Afin de pouvoir écouter les émissions en lignes, vous devez télécharger Flash



terreaterre.ww7.be/la-puissance-des-pauvres


La Puissance des Pauvres

Majid Rahnema et Jean Robert

Actes Sud, Paris 2008

http://www.arbreapalabre.com

Cette nouvelle année démarrant timidement, j’entrepris sans véritable engouement, la lecture d’un livre qui de premier abord paraissait totalement anodin, mais qui s’est rapidement révélé édifiant. S’imbriquant parfaitement dans le contexte du Forum Social Mondial qui a lieu actuellement à Belem (Brésil), cette œuvre est le fruit d’une rencontre entre deux grands esprits et praticiens de notre temps : Majid Rahnema, Iranien, ancien ministre de l’enseignement dans son pays et longtemps coopérant pour l’UNESCO et Jean Robert, architecte des pays du sud et anarchiste de longue date.

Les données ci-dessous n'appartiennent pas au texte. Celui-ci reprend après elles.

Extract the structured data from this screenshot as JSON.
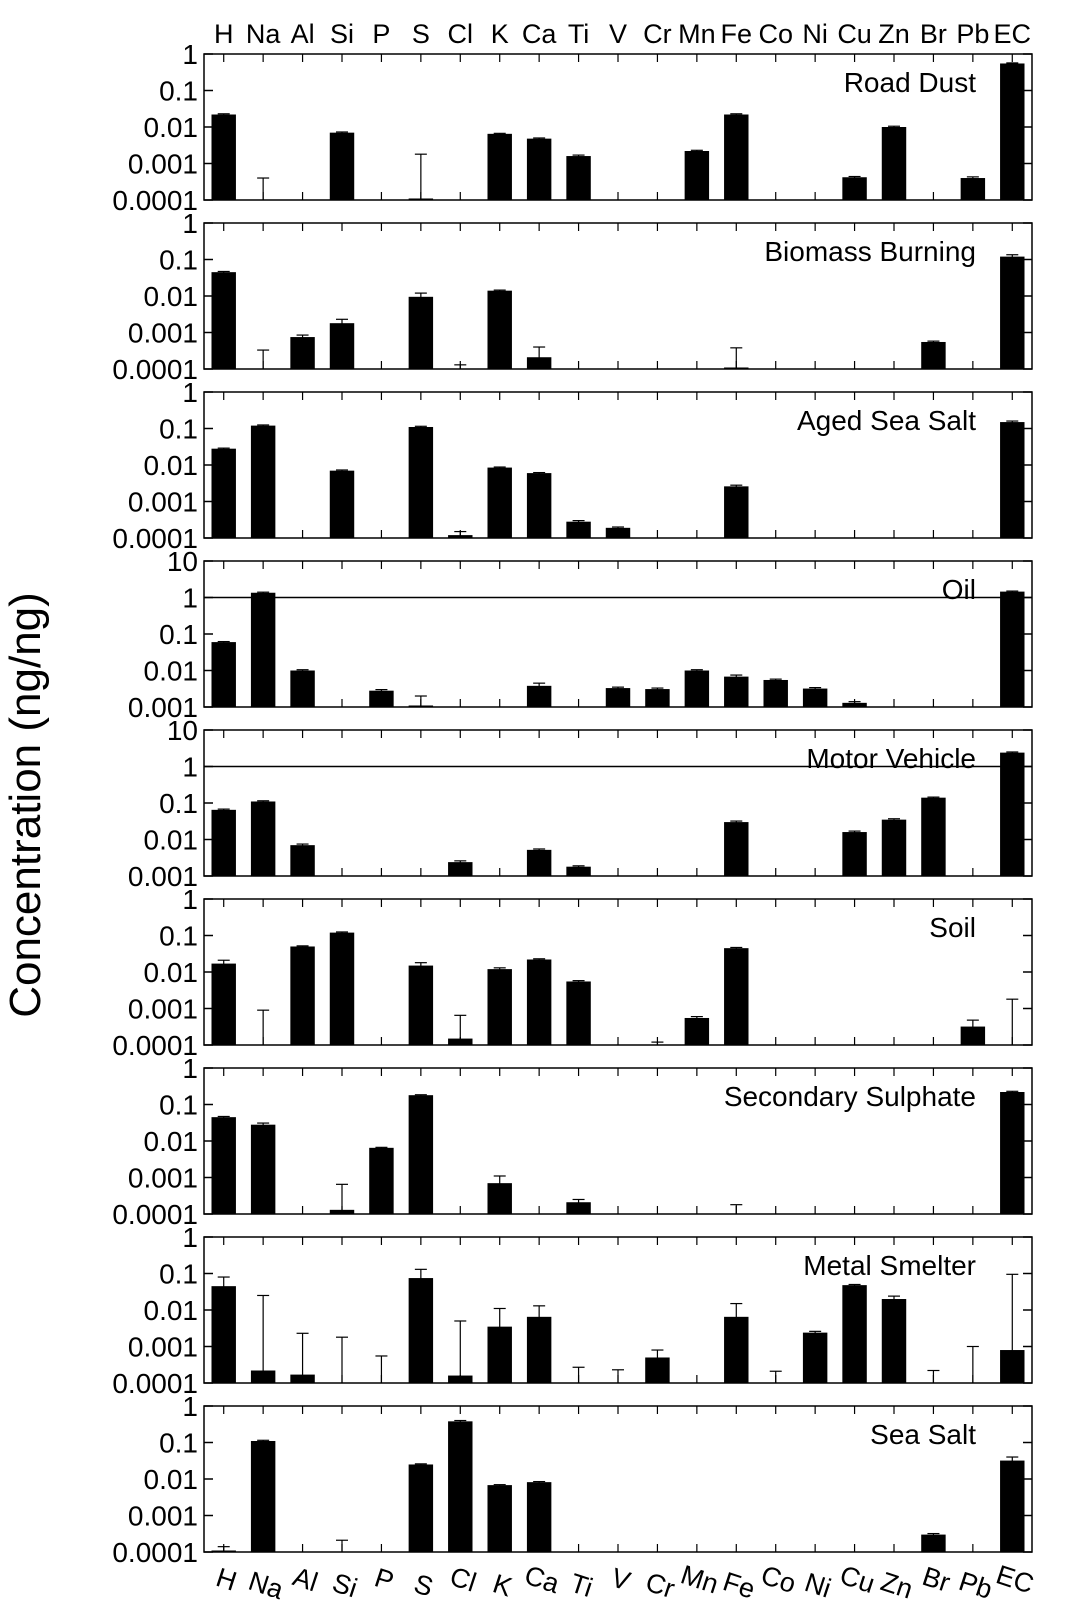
{
  "chart_data": {
    "type": "bar",
    "ylabel": "Concentration (ng/ng)",
    "yscale": "log",
    "categories": [
      "H",
      "Na",
      "Al",
      "Si",
      "P",
      "S",
      "Cl",
      "K",
      "Ca",
      "Ti",
      "V",
      "Cr",
      "Mn",
      "Fe",
      "Co",
      "Ni",
      "Cu",
      "Zn",
      "Br",
      "Pb",
      "EC"
    ],
    "panels": [
      {
        "name": "Road Dust",
        "ylim": [
          0.0001,
          1
        ],
        "ticks": [
          "0.0001",
          "0.001",
          "0.01",
          "0.1",
          "1"
        ],
        "values": [
          0.022,
          0,
          0,
          0.007,
          0,
          0.00011,
          0,
          0.0065,
          0.0048,
          0.0016,
          0,
          0,
          0.0022,
          0.022,
          0,
          0,
          0.00042,
          0.01,
          0,
          0.0004,
          0.55
        ],
        "errors": [
          0.023,
          0.0004,
          0,
          0.0073,
          0,
          0.0018,
          0,
          0.0067,
          0.005,
          0.0017,
          0,
          0,
          0.0023,
          0.023,
          0,
          0,
          0.00044,
          0.0105,
          0,
          0.00043,
          0.57
        ]
      },
      {
        "name": "Biomass Burning",
        "ylim": [
          0.0001,
          1
        ],
        "ticks": [
          "0.0001",
          "0.001",
          "0.01",
          "0.1",
          "1"
        ],
        "values": [
          0.045,
          0,
          0.00075,
          0.0018,
          0,
          0.0095,
          0.0001,
          0.014,
          0.00021,
          0,
          0,
          0,
          0,
          0.00011,
          0,
          0,
          0,
          0,
          0.00055,
          0,
          0.12
        ],
        "errors": [
          0.047,
          0.00033,
          0.00085,
          0.0023,
          0,
          0.012,
          0.00013,
          0.0145,
          0.0004,
          0,
          0,
          0,
          0,
          0.00038,
          0,
          0,
          0,
          0,
          0.00058,
          0,
          0.135
        ]
      },
      {
        "name": "Aged Sea Salt",
        "ylim": [
          0.0001,
          1
        ],
        "ticks": [
          "0.0001",
          "0.001",
          "0.01",
          "0.1",
          "1"
        ],
        "values": [
          0.028,
          0.12,
          0,
          0.007,
          0,
          0.11,
          0.00012,
          0.0085,
          0.006,
          0.00028,
          0.00019,
          0,
          0,
          0.0026,
          0,
          0,
          0,
          0,
          0,
          0,
          0.15
        ],
        "errors": [
          0.029,
          0.125,
          0,
          0.0073,
          0,
          0.115,
          0.00015,
          0.0088,
          0.0062,
          0.0003,
          0.0002,
          0,
          0,
          0.0028,
          0,
          0,
          0,
          0,
          0,
          0,
          0.16
        ]
      },
      {
        "name": "Oil",
        "ylim": [
          0.001,
          10
        ],
        "ticks": [
          "0.001",
          "0.01",
          "0.1",
          "1",
          "10"
        ],
        "refline": 1,
        "values": [
          0.06,
          1.35,
          0.01,
          0,
          0.0028,
          0.0011,
          0,
          0,
          0.0038,
          0,
          0.0033,
          0.0031,
          0.01,
          0.0068,
          0.0055,
          0.0032,
          0.0013,
          0,
          0,
          0,
          1.45
        ],
        "errors": [
          0.062,
          1.4,
          0.0105,
          0,
          0.003,
          0.002,
          0,
          0,
          0.0045,
          0,
          0.0035,
          0.0033,
          0.0105,
          0.0075,
          0.0058,
          0.0034,
          0.0014,
          0,
          0,
          0,
          1.5
        ]
      },
      {
        "name": "Motor Vehicle",
        "ylim": [
          0.001,
          10
        ],
        "ticks": [
          "0.001",
          "0.01",
          "0.1",
          "1",
          "10"
        ],
        "refline": 1,
        "values": [
          0.065,
          0.11,
          0.007,
          0,
          0,
          0,
          0.0024,
          0,
          0.0052,
          0.0018,
          0,
          0,
          0,
          0.03,
          0,
          0,
          0.016,
          0.035,
          0.14,
          0,
          2.4
        ],
        "errors": [
          0.068,
          0.115,
          0.0075,
          0,
          0,
          0,
          0.0026,
          0,
          0.0055,
          0.0019,
          0,
          0,
          0,
          0.032,
          0,
          0,
          0.017,
          0.037,
          0.145,
          0,
          2.5
        ]
      },
      {
        "name": "Soil",
        "ylim": [
          0.0001,
          1
        ],
        "ticks": [
          "0.0001",
          "0.001",
          "0.01",
          "0.1",
          "1"
        ],
        "values": [
          0.017,
          0,
          0.05,
          0.12,
          0,
          0.015,
          0.00015,
          0.012,
          0.022,
          0.0055,
          0,
          8e-05,
          0.00055,
          0.045,
          5e-05,
          0,
          0,
          0,
          0,
          0.00032,
          0
        ],
        "errors": [
          0.021,
          0.0009,
          0.052,
          0.125,
          0,
          0.018,
          0.00065,
          0.013,
          0.023,
          0.0058,
          0,
          0.00012,
          0.0006,
          0.047,
          0.0001,
          0,
          0,
          0,
          0,
          0.00048,
          0.0018
        ]
      },
      {
        "name": "Secondary Sulphate",
        "ylim": [
          0.0001,
          1
        ],
        "ticks": [
          "0.0001",
          "0.001",
          "0.01",
          "0.1",
          "1"
        ],
        "values": [
          0.045,
          0.028,
          0,
          0.00013,
          0.0065,
          0.18,
          0,
          0.0007,
          0,
          0.00021,
          0,
          0,
          0,
          5e-05,
          0,
          0,
          0,
          0,
          0,
          0,
          0.22
        ],
        "errors": [
          0.047,
          0.031,
          0,
          0.00065,
          0.0067,
          0.185,
          0,
          0.0011,
          0,
          0.00025,
          0,
          0,
          0,
          0.00018,
          0,
          0,
          0,
          0,
          0,
          0,
          0.23
        ]
      },
      {
        "name": "Metal Smelter",
        "ylim": [
          0.0001,
          1
        ],
        "ticks": [
          "0.0001",
          "0.001",
          "0.01",
          "0.1",
          "1"
        ],
        "values": [
          0.045,
          0.00022,
          0.00017,
          0,
          0,
          0.075,
          0.00016,
          0.0035,
          0.0065,
          0,
          0,
          0.0005,
          0,
          0.0065,
          0,
          0.0024,
          0.048,
          0.02,
          0,
          0,
          0.0008
        ],
        "errors": [
          0.08,
          0.025,
          0.0023,
          0.0018,
          0.00055,
          0.13,
          0.005,
          0.011,
          0.013,
          0.00027,
          0.00023,
          0.0008,
          0,
          0.015,
          0.00021,
          0.0026,
          0.05,
          0.024,
          0.00022,
          0.001,
          0.095
        ]
      },
      {
        "name": "Sea Salt",
        "ylim": [
          0.0001,
          1
        ],
        "ticks": [
          "0.0001",
          "0.001",
          "0.01",
          "0.1",
          "1"
        ],
        "values": [
          0.00011,
          0.11,
          0,
          8e-05,
          0,
          0.025,
          0.38,
          0.0068,
          0.0082,
          0,
          0,
          0,
          0,
          0,
          0,
          0,
          0,
          0,
          0.0003,
          0,
          0.032
        ],
        "errors": [
          0.00014,
          0.115,
          0,
          0.00021,
          0,
          0.026,
          0.4,
          0.007,
          0.0085,
          0,
          0,
          0,
          0,
          0,
          0,
          0,
          0,
          0,
          0.00032,
          0,
          0.04
        ]
      }
    ]
  }
}
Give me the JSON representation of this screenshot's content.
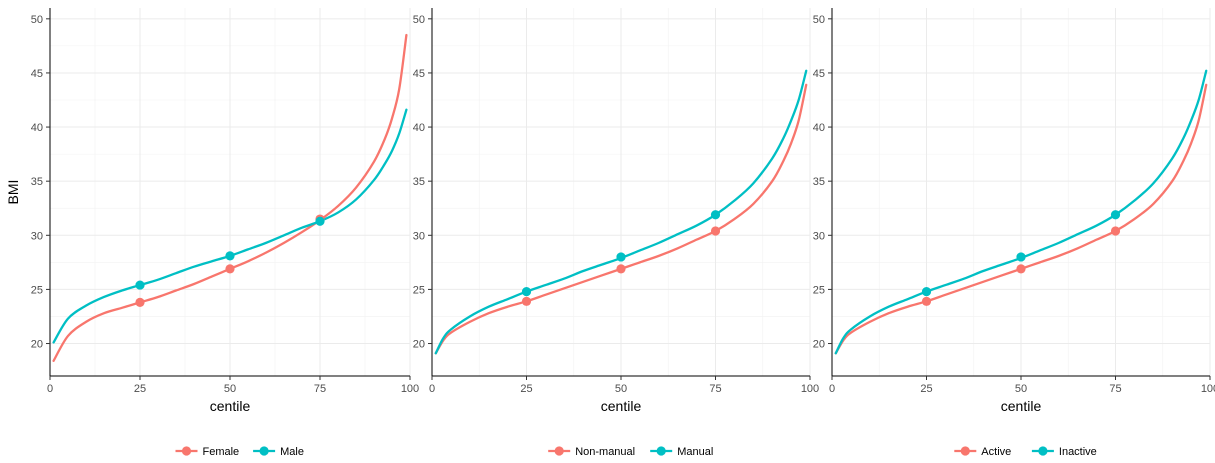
{
  "chart_data": [
    {
      "type": "line",
      "xlabel": "centile",
      "ylabel": "BMI",
      "xlim": [
        0,
        100
      ],
      "ylim": [
        17,
        51
      ],
      "x_ticks": [
        0,
        25,
        50,
        75,
        100
      ],
      "y_ticks": [
        20,
        25,
        30,
        35,
        40,
        45,
        50
      ],
      "grid": true,
      "legend_position": "bottom",
      "series": [
        {
          "name": "Female",
          "color": "#F8766D",
          "points": [
            [
              1,
              18.4
            ],
            [
              5,
              20.7
            ],
            [
              10,
              22.0
            ],
            [
              15,
              22.8
            ],
            [
              20,
              23.3
            ],
            [
              25,
              23.8
            ],
            [
              30,
              24.3
            ],
            [
              35,
              24.9
            ],
            [
              40,
              25.5
            ],
            [
              45,
              26.2
            ],
            [
              50,
              26.9
            ],
            [
              55,
              27.6
            ],
            [
              60,
              28.4
            ],
            [
              65,
              29.3
            ],
            [
              70,
              30.3
            ],
            [
              75,
              31.4
            ],
            [
              80,
              32.7
            ],
            [
              85,
              34.4
            ],
            [
              90,
              36.8
            ],
            [
              93,
              38.9
            ],
            [
              95,
              40.8
            ],
            [
              97,
              43.5
            ],
            [
              99,
              48.5
            ]
          ],
          "markers": [
            [
              25,
              23.8
            ],
            [
              50,
              26.9
            ],
            [
              75,
              31.5
            ]
          ]
        },
        {
          "name": "Male",
          "color": "#00BFC4",
          "points": [
            [
              1,
              20.1
            ],
            [
              5,
              22.3
            ],
            [
              10,
              23.5
            ],
            [
              15,
              24.3
            ],
            [
              20,
              24.9
            ],
            [
              25,
              25.4
            ],
            [
              30,
              25.9
            ],
            [
              35,
              26.5
            ],
            [
              40,
              27.1
            ],
            [
              45,
              27.6
            ],
            [
              50,
              28.1
            ],
            [
              55,
              28.7
            ],
            [
              60,
              29.3
            ],
            [
              65,
              30.0
            ],
            [
              70,
              30.7
            ],
            [
              75,
              31.3
            ],
            [
              80,
              32.1
            ],
            [
              85,
              33.3
            ],
            [
              90,
              35.1
            ],
            [
              93,
              36.6
            ],
            [
              95,
              37.8
            ],
            [
              97,
              39.4
            ],
            [
              99,
              41.6
            ]
          ],
          "markers": [
            [
              25,
              25.4
            ],
            [
              50,
              28.1
            ],
            [
              75,
              31.3
            ]
          ]
        }
      ]
    },
    {
      "type": "line",
      "xlabel": "centile",
      "ylabel": "",
      "xlim": [
        0,
        100
      ],
      "ylim": [
        17,
        51
      ],
      "x_ticks": [
        0,
        25,
        50,
        75,
        100
      ],
      "y_ticks": [
        20,
        25,
        30,
        35,
        40,
        45,
        50
      ],
      "grid": true,
      "legend_position": "bottom",
      "series": [
        {
          "name": "Non-manual",
          "color": "#F8766D",
          "points": [
            [
              1,
              19.1
            ],
            [
              3,
              20.3
            ],
            [
              5,
              21.0
            ],
            [
              10,
              22.0
            ],
            [
              15,
              22.8
            ],
            [
              20,
              23.4
            ],
            [
              25,
              23.9
            ],
            [
              30,
              24.5
            ],
            [
              35,
              25.1
            ],
            [
              40,
              25.7
            ],
            [
              45,
              26.3
            ],
            [
              50,
              26.9
            ],
            [
              55,
              27.5
            ],
            [
              60,
              28.1
            ],
            [
              65,
              28.8
            ],
            [
              70,
              29.6
            ],
            [
              75,
              30.4
            ],
            [
              80,
              31.5
            ],
            [
              85,
              32.9
            ],
            [
              90,
              35.0
            ],
            [
              93,
              36.9
            ],
            [
              95,
              38.5
            ],
            [
              97,
              40.6
            ],
            [
              99,
              43.9
            ]
          ],
          "markers": [
            [
              25,
              23.9
            ],
            [
              50,
              26.9
            ],
            [
              75,
              30.4
            ]
          ]
        },
        {
          "name": "Manual",
          "color": "#00BFC4",
          "points": [
            [
              1,
              19.1
            ],
            [
              3,
              20.5
            ],
            [
              5,
              21.3
            ],
            [
              10,
              22.5
            ],
            [
              15,
              23.4
            ],
            [
              20,
              24.1
            ],
            [
              25,
              24.8
            ],
            [
              30,
              25.4
            ],
            [
              35,
              26.0
            ],
            [
              40,
              26.7
            ],
            [
              45,
              27.3
            ],
            [
              50,
              27.9
            ],
            [
              55,
              28.6
            ],
            [
              60,
              29.3
            ],
            [
              65,
              30.1
            ],
            [
              70,
              30.9
            ],
            [
              75,
              31.9
            ],
            [
              80,
              33.2
            ],
            [
              85,
              34.8
            ],
            [
              90,
              37.1
            ],
            [
              93,
              39.0
            ],
            [
              95,
              40.6
            ],
            [
              97,
              42.5
            ],
            [
              99,
              45.2
            ]
          ],
          "markers": [
            [
              25,
              24.8
            ],
            [
              50,
              28.0
            ],
            [
              75,
              31.9
            ]
          ]
        }
      ]
    },
    {
      "type": "line",
      "xlabel": "centile",
      "ylabel": "",
      "xlim": [
        0,
        100
      ],
      "ylim": [
        17,
        51
      ],
      "x_ticks": [
        0,
        25,
        50,
        75,
        100
      ],
      "y_ticks": [
        20,
        25,
        30,
        35,
        40,
        45,
        50
      ],
      "grid": true,
      "legend_position": "bottom",
      "series": [
        {
          "name": "Active",
          "color": "#F8766D",
          "points": [
            [
              1,
              19.1
            ],
            [
              3,
              20.3
            ],
            [
              5,
              21.0
            ],
            [
              10,
              22.0
            ],
            [
              15,
              22.8
            ],
            [
              20,
              23.4
            ],
            [
              25,
              23.9
            ],
            [
              30,
              24.5
            ],
            [
              35,
              25.1
            ],
            [
              40,
              25.7
            ],
            [
              45,
              26.3
            ],
            [
              50,
              26.9
            ],
            [
              55,
              27.5
            ],
            [
              60,
              28.1
            ],
            [
              65,
              28.8
            ],
            [
              70,
              29.6
            ],
            [
              75,
              30.4
            ],
            [
              80,
              31.5
            ],
            [
              85,
              32.9
            ],
            [
              90,
              35.0
            ],
            [
              93,
              36.9
            ],
            [
              95,
              38.5
            ],
            [
              97,
              40.6
            ],
            [
              99,
              43.9
            ]
          ],
          "markers": [
            [
              25,
              23.9
            ],
            [
              50,
              26.9
            ],
            [
              75,
              30.4
            ]
          ]
        },
        {
          "name": "Inactive",
          "color": "#00BFC4",
          "points": [
            [
              1,
              19.1
            ],
            [
              3,
              20.5
            ],
            [
              5,
              21.3
            ],
            [
              10,
              22.5
            ],
            [
              15,
              23.4
            ],
            [
              20,
              24.1
            ],
            [
              25,
              24.8
            ],
            [
              30,
              25.4
            ],
            [
              35,
              26.0
            ],
            [
              40,
              26.7
            ],
            [
              45,
              27.3
            ],
            [
              50,
              27.9
            ],
            [
              55,
              28.6
            ],
            [
              60,
              29.3
            ],
            [
              65,
              30.1
            ],
            [
              70,
              30.9
            ],
            [
              75,
              31.9
            ],
            [
              80,
              33.2
            ],
            [
              85,
              34.8
            ],
            [
              90,
              37.1
            ],
            [
              93,
              39.0
            ],
            [
              95,
              40.6
            ],
            [
              97,
              42.5
            ],
            [
              99,
              45.2
            ]
          ],
          "markers": [
            [
              25,
              24.8
            ],
            [
              50,
              28.0
            ],
            [
              75,
              31.9
            ]
          ]
        }
      ]
    }
  ]
}
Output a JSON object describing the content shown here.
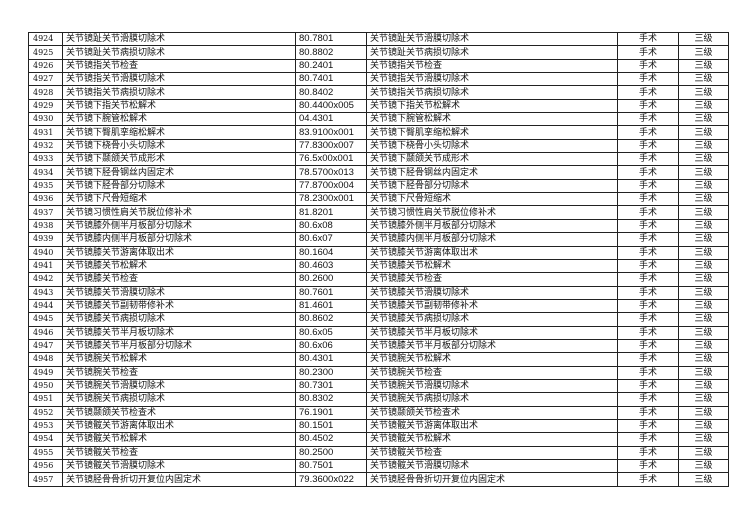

Cette coopération, réalisée grâce au génie d’un autre allumé du siècle dernier, Ivan Illich, propose une indispensable et intense réflexion sur la place de la pauvreté et du développement dans la société moderne.

Qu’est ce que la pauvreté ?

Contre toute attente, c’est un dialogue qui introduit ce livre. Dialogue entre ces deux hommes dont les voix s’élèvent rapidement contre les chantres du néolibéralisme et toute leur panoplie d’experts internationaux, employés à mettre en oeuvre les programmes de développement dans les pays qu’ils désignent selon leurs propres termes : En voie de développement, émergents ou sous-développés, c’est selon les chiffres.

Les classifications traditionnelles qui définissent la pauvreté à travers des données mathématiques (ex : moins de 1 ou 2 dollars par jour) est absolument impertinente devant les réalités anthropologiques. Nos deux acolytes nous invitent à revoir et revaloriser cette notion en lui apportant des attributs sociologiques et philosophiques trop souvent ignorés. La pauvreté dans laquelle a depuis toujours vécu l’essentiel de l’humanité est une pauvreté conviviale, voire même volontaire [1]. Dans les deux cas, elle s’inscrit dans un monde socialisé où les valeurs, les normes et les croyances s’imbriquent dans une représentation cosmologique harmonieuse, qui réuni directement l’homme à son environnement. Cette représentation constitue l’épistémè des individus chez Foucault [2].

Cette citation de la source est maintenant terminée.